Home Attualità La speranza presidenziale francese di estrema destra auspica la “reconquista”

La speranza presidenziale francese di estrema destra auspica la “reconquista”

by Freelance

Di Gaia Marino

Il candidato presidenziale francese di estrema destra Eric Zemmour ha promesso domenica una “riconquista” contro decenni di declino durante la sua prima manifestazione politica, mentre ai suoi margini scoppiavano risse con i manifestanti antirazzisti.

“Se vinco queste elezioni, non sarà un’altra rotazione del potere, ma una riconquista del più grande paese del mondo”, ha detto Zemmour in un discorso di quasi un’ora e mezza.

Ha detto che stava chiamando il suo partito “Reconquest”, un nome che evoca il periodo storico noto come Reconquista, quando le forze cristiane cacciarono i governanti musulmani dalla penisola iberica.

Con echi della prima campagna di Donald Trump per il presidente degli Stati Uniti, Zemmour ha promesso di tagliare l’immigrazione e le tasse tra gli applausi dei sostenitori. Un conteggio ha riportato il loro numero a circa 10.000.

I sostenitori di Zemmour hanno tirato pugni e sedie a diversi manifestanti che indossavano magliette antirazziste che cercavano di stare in piedi sulle sedie mentre Zemmour ha tenuto il suo primo discorso da quando ha dichiarato la sua candidatura.
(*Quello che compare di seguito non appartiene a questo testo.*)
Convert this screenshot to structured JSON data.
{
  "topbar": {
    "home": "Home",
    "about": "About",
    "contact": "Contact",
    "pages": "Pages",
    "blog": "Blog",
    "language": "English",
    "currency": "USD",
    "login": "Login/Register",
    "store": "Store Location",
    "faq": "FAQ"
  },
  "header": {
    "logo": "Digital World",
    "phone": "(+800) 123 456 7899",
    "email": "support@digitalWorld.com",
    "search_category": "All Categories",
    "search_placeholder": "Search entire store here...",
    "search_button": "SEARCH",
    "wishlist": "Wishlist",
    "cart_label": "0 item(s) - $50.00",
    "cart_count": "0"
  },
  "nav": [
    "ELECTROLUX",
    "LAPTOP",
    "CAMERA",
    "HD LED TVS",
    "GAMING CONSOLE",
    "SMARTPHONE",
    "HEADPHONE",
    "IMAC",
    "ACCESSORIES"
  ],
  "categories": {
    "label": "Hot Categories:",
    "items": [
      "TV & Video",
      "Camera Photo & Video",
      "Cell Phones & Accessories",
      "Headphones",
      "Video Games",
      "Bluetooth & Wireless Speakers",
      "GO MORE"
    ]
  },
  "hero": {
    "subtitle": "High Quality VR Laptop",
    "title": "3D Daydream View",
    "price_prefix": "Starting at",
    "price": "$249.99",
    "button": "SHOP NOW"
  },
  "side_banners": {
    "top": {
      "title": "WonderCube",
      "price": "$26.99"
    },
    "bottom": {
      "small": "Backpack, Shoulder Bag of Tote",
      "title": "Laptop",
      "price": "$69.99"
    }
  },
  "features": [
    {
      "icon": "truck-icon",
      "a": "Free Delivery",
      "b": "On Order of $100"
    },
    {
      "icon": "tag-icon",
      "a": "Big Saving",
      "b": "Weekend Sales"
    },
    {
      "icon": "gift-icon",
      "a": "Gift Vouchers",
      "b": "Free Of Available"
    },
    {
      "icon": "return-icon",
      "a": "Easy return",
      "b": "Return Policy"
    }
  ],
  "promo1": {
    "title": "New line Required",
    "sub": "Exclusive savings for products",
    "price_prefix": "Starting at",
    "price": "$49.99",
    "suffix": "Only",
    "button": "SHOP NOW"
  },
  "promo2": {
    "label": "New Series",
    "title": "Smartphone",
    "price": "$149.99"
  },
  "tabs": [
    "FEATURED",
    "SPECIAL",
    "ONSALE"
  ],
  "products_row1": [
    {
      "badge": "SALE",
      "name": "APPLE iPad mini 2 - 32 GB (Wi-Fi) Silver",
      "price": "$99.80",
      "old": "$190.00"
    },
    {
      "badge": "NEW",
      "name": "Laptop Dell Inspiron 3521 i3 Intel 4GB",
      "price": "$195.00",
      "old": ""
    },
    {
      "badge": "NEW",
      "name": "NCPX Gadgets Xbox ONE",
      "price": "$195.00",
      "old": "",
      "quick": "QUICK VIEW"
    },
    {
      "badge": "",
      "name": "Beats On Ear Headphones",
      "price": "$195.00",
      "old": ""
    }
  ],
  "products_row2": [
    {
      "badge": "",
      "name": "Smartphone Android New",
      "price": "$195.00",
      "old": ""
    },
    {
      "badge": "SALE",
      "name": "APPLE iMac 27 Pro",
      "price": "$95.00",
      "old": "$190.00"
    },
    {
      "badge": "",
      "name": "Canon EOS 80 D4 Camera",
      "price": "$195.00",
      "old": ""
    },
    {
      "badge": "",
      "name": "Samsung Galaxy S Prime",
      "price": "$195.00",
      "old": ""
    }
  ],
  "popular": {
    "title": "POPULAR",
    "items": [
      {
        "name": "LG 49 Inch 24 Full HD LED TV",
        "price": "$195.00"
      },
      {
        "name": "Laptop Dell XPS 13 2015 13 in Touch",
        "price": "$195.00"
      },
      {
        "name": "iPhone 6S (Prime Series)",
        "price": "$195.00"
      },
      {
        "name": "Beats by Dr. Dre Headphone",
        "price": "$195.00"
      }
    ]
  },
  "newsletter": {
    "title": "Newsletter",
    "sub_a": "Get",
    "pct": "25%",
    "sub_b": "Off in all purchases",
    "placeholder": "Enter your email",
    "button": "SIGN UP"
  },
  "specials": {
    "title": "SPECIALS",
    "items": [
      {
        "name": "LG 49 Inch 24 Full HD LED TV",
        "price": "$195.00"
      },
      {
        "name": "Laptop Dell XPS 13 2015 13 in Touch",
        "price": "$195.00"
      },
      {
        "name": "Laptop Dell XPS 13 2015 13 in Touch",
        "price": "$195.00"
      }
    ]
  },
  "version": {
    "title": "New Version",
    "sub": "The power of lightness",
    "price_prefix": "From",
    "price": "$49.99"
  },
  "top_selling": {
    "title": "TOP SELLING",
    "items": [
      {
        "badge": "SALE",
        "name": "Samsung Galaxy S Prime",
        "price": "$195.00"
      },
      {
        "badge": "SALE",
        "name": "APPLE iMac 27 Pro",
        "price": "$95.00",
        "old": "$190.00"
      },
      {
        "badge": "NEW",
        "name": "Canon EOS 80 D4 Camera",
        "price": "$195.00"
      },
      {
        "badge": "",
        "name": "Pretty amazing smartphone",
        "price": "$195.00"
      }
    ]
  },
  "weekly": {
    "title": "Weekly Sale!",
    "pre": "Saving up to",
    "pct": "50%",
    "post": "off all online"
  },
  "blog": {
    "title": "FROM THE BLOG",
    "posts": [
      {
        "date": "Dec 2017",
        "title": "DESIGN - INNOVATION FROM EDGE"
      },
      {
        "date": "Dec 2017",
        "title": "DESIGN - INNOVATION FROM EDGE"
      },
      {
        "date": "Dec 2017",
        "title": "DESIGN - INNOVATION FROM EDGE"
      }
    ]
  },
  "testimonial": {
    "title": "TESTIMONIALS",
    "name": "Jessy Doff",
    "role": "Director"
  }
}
Cinque manifestanti sono rimasti feriti, ha detto in seguito la loro associazione.

Separatamente, mentre Zemmour si muoveva tra la folla verso il palco per tenere il suo discorso, un uomo si è lanciato e lo ha afferrato brevemente per il collo prima di essere affrontato dalla sicurezza e poi messo in custodia dalla polizia.

Sebbene Zemmour abbia continuato a pronunciare il suo discorso, la sua squadra ha detto in seguito che era stato ferito nell’incidente e che un medico aveva ordinato un riposo di nove giorni, secondo quanto riportato dal quotidiano Le Monde.

Prima dell’inizio della manifestazione, la polizia ha arrestato diverse dozzine di manifestanti anti-Zemmour e ne ha cacciati altri vicino alla gigantesca sala convegni a nord di Parigi. Anche centinaia di manifestanti hanno marciato a Parigi.

L’ex giornalista e commentatore ha concluso martedì settimane di speculazioni su una corsa alla presidenza, dichiarando la sua candidatura in un video online.

Zemmour, che è stato condannato per incitamento all’odio razziale, è il principale sfidante della figura di estrema destra di lunga data Marine Le Pen per un posto nel secondo turno di ballottaggio delle elezioni del prossimo aprile, molto probabilmente contro il presidente Emmanuel Macron.

Conosciuto per le dichiarazioni provocatorie contro l’Islam e l’immigrazione, ha ottenuto il sostegno sia della base elettorale di Le Pen, sia della destra conservatrice tradizionale.

Ha detto che mirava a portare a zero l’immigrazione se eletto e tagliare le tasse per la classe operaia e le aziende, mentre aboliva l’imposta di successione sulle imprese familiari. Ha anche detto che avrebbe ritirato la Francia dal comando militare integrato dell’Organizzazione del Trattato del Nord Atlantico.

Zemmour ha corteggiato i sostenitori disillusi dei conservatori tradizionali, descrivendo come il suo “amico” di destra Eric Ciotti, che ha fatto molto meglio del previsto nelle elezioni primarie del centrodestra Les Republicains per il candidato dei conservatori.

Ciotti alla fine ha perso contro il capo più moderato della grande regione parigina, Valerie Pecresse, nel ballottaggio di sabato.

In una manifestazione politica più piccola, il candidato di estrema sinistra Jean-Luc Melenchon si è spinto indietro contro lo sbandamento a destra, dicendo ai sostenitori: “No, la Francia non riguarda solo l’estrema destra, la Francia riguarda anche la sicurezza sociale, la salute pubblica”.